Key featuresShow Hide
- Remove single-stranded oligonucleotide primers after PCR
- Minimise the effect of primers left over from previous PCR amplifications
Size: 250 units
Exonuclease VII has high enzymatic specificity for ssDNA and exhibits both 5´ to 3´ and 3´ to 5´ exonuclease activities. It is useful for rapid removal of single-stranded oligonucleotide primers from a completed PCR when different primers are required for subsequent PCR amplifications. Exonuclease VII digestion of ssDNA occurs in the absence of magnesium. Exonuclease VII can be inactivated by heating at 95 °C for 10 minutes.

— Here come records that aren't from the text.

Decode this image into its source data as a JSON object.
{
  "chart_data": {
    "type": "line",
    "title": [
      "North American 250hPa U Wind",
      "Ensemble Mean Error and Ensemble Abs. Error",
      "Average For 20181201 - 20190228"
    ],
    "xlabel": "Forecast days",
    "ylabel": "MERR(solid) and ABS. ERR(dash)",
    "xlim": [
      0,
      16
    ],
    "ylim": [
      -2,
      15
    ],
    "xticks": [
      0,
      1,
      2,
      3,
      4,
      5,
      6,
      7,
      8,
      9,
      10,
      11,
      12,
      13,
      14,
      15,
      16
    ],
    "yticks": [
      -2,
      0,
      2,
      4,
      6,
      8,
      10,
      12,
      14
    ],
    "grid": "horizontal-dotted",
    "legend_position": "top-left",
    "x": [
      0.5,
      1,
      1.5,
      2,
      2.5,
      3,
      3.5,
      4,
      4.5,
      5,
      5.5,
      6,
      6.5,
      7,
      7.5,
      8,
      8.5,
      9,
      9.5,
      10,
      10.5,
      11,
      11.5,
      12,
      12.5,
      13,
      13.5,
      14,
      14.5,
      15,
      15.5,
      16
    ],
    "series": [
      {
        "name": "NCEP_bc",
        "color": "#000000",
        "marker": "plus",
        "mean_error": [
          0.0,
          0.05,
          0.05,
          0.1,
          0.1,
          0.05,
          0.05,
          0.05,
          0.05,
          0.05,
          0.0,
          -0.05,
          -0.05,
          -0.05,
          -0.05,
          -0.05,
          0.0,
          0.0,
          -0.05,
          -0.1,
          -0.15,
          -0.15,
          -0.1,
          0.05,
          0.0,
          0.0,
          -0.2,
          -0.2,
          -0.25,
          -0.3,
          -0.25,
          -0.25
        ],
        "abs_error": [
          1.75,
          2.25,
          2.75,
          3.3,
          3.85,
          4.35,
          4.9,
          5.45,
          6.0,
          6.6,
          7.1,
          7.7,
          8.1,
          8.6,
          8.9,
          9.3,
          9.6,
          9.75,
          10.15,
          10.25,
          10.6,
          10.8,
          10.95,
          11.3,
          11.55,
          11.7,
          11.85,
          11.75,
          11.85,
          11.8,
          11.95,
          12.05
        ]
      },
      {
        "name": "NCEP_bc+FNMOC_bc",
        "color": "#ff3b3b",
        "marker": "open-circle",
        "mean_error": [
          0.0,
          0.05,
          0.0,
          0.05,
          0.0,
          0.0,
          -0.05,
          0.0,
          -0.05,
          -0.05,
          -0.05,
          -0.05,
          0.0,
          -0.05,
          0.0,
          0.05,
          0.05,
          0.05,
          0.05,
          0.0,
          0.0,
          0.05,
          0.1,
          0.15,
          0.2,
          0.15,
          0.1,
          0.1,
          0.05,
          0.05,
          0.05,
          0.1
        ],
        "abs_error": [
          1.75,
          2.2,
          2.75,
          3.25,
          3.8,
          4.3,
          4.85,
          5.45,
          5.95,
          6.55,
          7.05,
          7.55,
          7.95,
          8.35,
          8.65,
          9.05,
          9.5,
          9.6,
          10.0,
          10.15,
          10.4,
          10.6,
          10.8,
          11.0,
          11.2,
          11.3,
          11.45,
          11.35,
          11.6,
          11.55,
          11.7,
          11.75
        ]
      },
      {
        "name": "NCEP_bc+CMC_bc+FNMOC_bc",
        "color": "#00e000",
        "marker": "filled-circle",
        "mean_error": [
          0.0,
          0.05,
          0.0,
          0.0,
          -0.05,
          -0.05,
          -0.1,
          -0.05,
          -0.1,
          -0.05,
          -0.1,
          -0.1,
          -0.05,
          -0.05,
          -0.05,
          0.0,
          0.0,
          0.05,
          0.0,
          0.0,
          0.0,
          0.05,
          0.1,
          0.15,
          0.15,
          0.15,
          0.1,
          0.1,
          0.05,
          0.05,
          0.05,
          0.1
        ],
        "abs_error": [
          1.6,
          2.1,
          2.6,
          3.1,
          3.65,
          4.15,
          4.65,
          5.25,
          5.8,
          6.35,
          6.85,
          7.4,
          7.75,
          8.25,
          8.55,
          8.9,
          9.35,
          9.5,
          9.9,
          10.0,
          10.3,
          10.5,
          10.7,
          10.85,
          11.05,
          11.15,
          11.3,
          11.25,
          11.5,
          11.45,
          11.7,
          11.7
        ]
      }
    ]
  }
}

- Li, H. et al. (1991) Nucleic Acids Res. 19, 3139.
Unit Definition: One unit of Exonuclease VII catalyses the release of 1 nmol of acid-soluble nucleotides from activated heat denatured calf thymus DNA in 30 minutes at 37 °C under standard assay conditions.
Storage Buffer: 50% glycerol containing 50 mM Tris-HCl (pH 7.5), 0.1 mM EDTA, 1 mM DTT, 0.1 M NaCl, and 0.1% Triton® X-100.
Quality Control: Exonuclease VII is tested for activity in degradation of ssDNA and is free of detectable RNase, endonuclease, and double-stranded exonuclease activities.